Before you ask, she does wonder why we should think that human capacities are more valuable. Why think that having a sense of self trumps a cool set of claws? If I could breathe underwater, I’d never stop talking about it. We can try to curb our arrogance, but “we must make judgements, because real-world choices depend on doing so. The judgement most of us arrive at is that there is something special about our capacities and thus about us….[w]e have to move on with our understanding of the way things are, imperfect though it may be.”

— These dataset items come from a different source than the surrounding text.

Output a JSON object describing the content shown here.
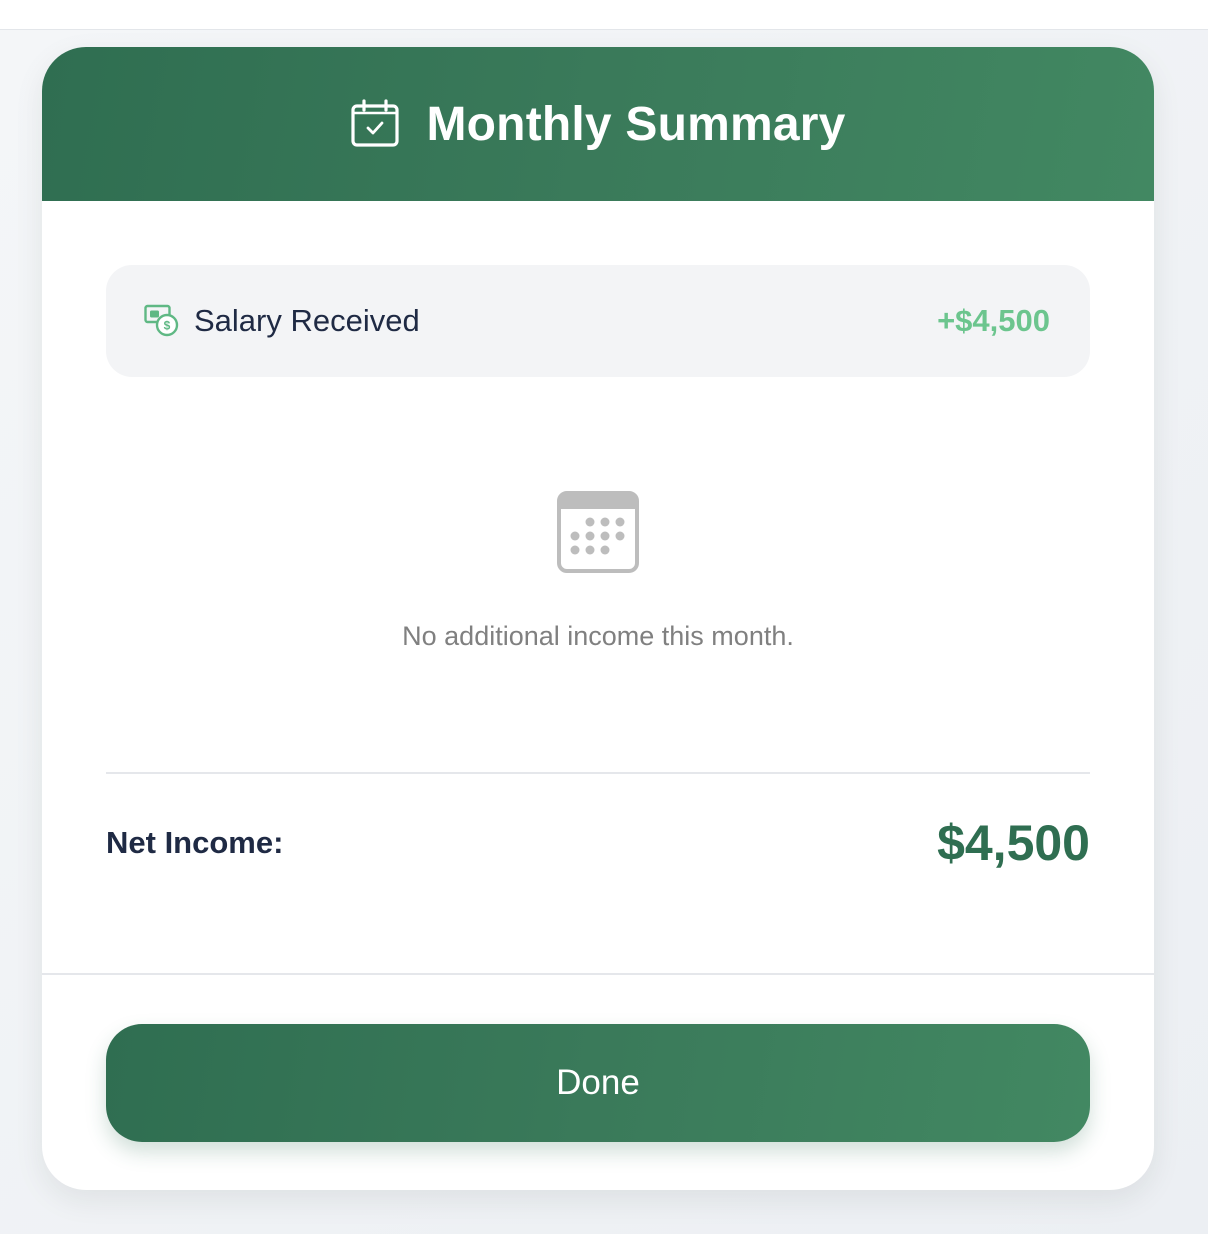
{
  "modal": {
    "title": "Monthly Summary",
    "header_icon": "calendar-check-icon"
  },
  "income": {
    "icon": "money-icon",
    "label": "Salary Received",
    "amount": "+$4,500"
  },
  "empty_state": {
    "icon": "calendar-grid-icon",
    "message": "No additional income this month."
  },
  "net": {
    "label": "Net Income:",
    "value": "$4,500"
  },
  "actions": {
    "done_label": "Done"
  },
  "colors": {
    "brand_green": "#2f6e51",
    "income_green": "#6cc58e",
    "text_dark": "#1f2a44",
    "text_muted": "#808080"
  }
}
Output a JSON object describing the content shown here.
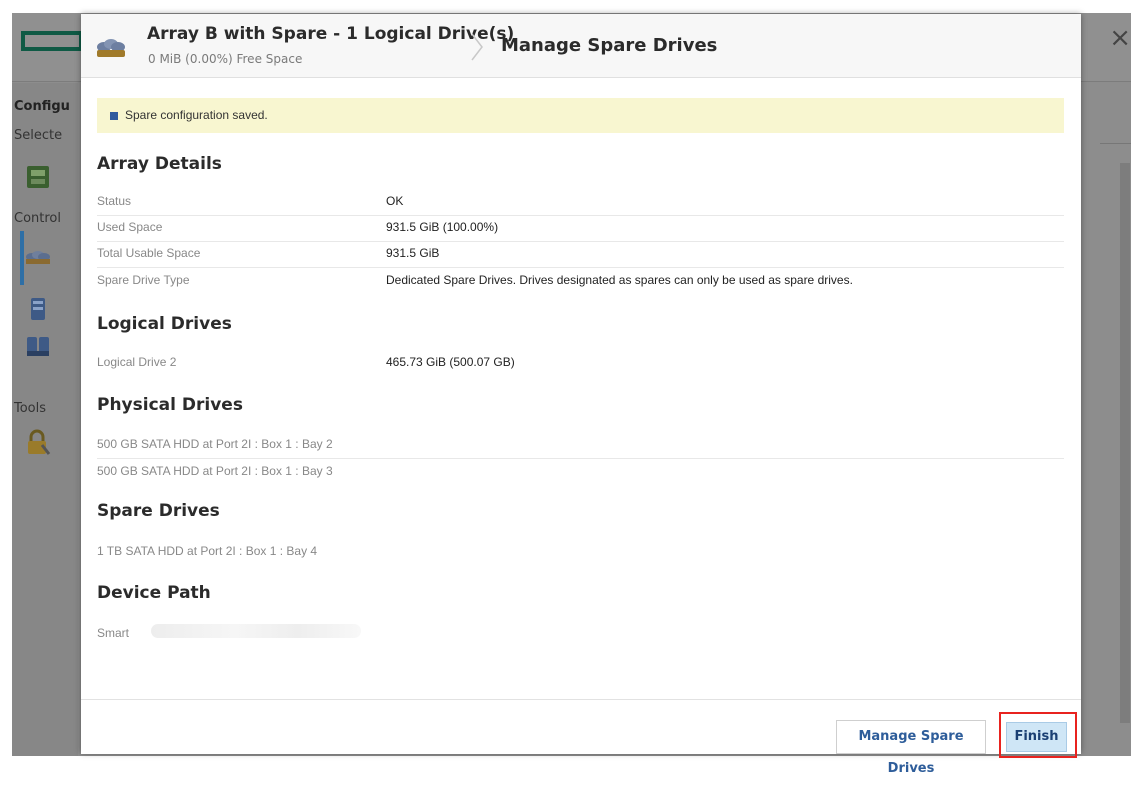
{
  "window": {
    "close_glyph": "×"
  },
  "background": {
    "sidebar": {
      "configure_label": "Configu",
      "selected_label": "Selecte",
      "controller_label": "Control",
      "tools_label": "Tools"
    }
  },
  "dialog": {
    "array_title": "Array B with Spare - 1 Logical Drive(s)",
    "array_subtitle": "0 MiB (0.00%) Free Space",
    "page_title": "Manage Spare Drives",
    "notice": "Spare configuration saved.",
    "sections": {
      "array_details": {
        "heading": "Array Details",
        "rows": [
          {
            "key": "Status",
            "value": "OK"
          },
          {
            "key": "Used Space",
            "value": "931.5 GiB (100.00%)"
          },
          {
            "key": "Total Usable Space",
            "value": "931.5 GiB"
          },
          {
            "key": "Spare Drive Type",
            "value": "Dedicated Spare Drives. Drives designated as spares can only be used as spare drives."
          }
        ]
      },
      "logical_drives": {
        "heading": "Logical Drives",
        "rows": [
          {
            "key": "Logical Drive 2",
            "value": "465.73 GiB (500.07 GB)"
          }
        ]
      },
      "physical_drives": {
        "heading": "Physical Drives",
        "rows": [
          {
            "key": "500 GB SATA HDD at Port 2I : Box 1 : Bay 2"
          },
          {
            "key": "500 GB SATA HDD at Port 2I : Box 1 : Bay 3"
          }
        ]
      },
      "spare_drives": {
        "heading": "Spare Drives",
        "rows": [
          {
            "key": "1 TB SATA HDD at Port 2I : Box 1 : Bay 4"
          }
        ]
      },
      "device_path": {
        "heading": "Device Path",
        "value": "Smart"
      }
    },
    "footer": {
      "manage_button": "Manage Spare Drives",
      "finish_button": "Finish"
    }
  },
  "colors": {
    "accent": "#2e5d9a",
    "notice_bg": "#f8f6d0",
    "highlight": "#e8231f",
    "hpe_green": "#0f5a45"
  }
}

The respect we owe animals depends on a complex view of values. The caveman is right to spear the proto-cow, because his family is owed more respect than his prey. Rescue parties are right to save humans before animals, because people are owed more respect than pets. But when we kill animals for something that is not worth the loss of their valuable lives, we are not treating them with the respect they deserve. No ivory trade, no hunting for fun, no leather, no fur hats, no unnecessary animal testing, and no eating meat just to satisfy a taste for it.
Even this final conclusion about our dietary choices is a complicated one. Eating meat because you like the taste is closer to killing for a pretty pelt than a worthwhile medical experiment. However, and this line really got me, “For most people, being good is a work in progress, never to be completed.” Kazez knows that we struggle to be good, and it’s not an all-or-nothing affair. She tells us a lot about her own efforts, including her inability to give up milk with her cappuccino. Some dietary choices are imperfect but still better than others.
There’s no easy answer on any page of this book. There’s no jargon, symbolic notation, or numbered distinctions – just plain, clear English. You are as likely to hear about recent primate studies as the views of philosophers. It presupposes curiosity and intelligence but no special background. It’s the effort of a philosopher doing honest work in the world.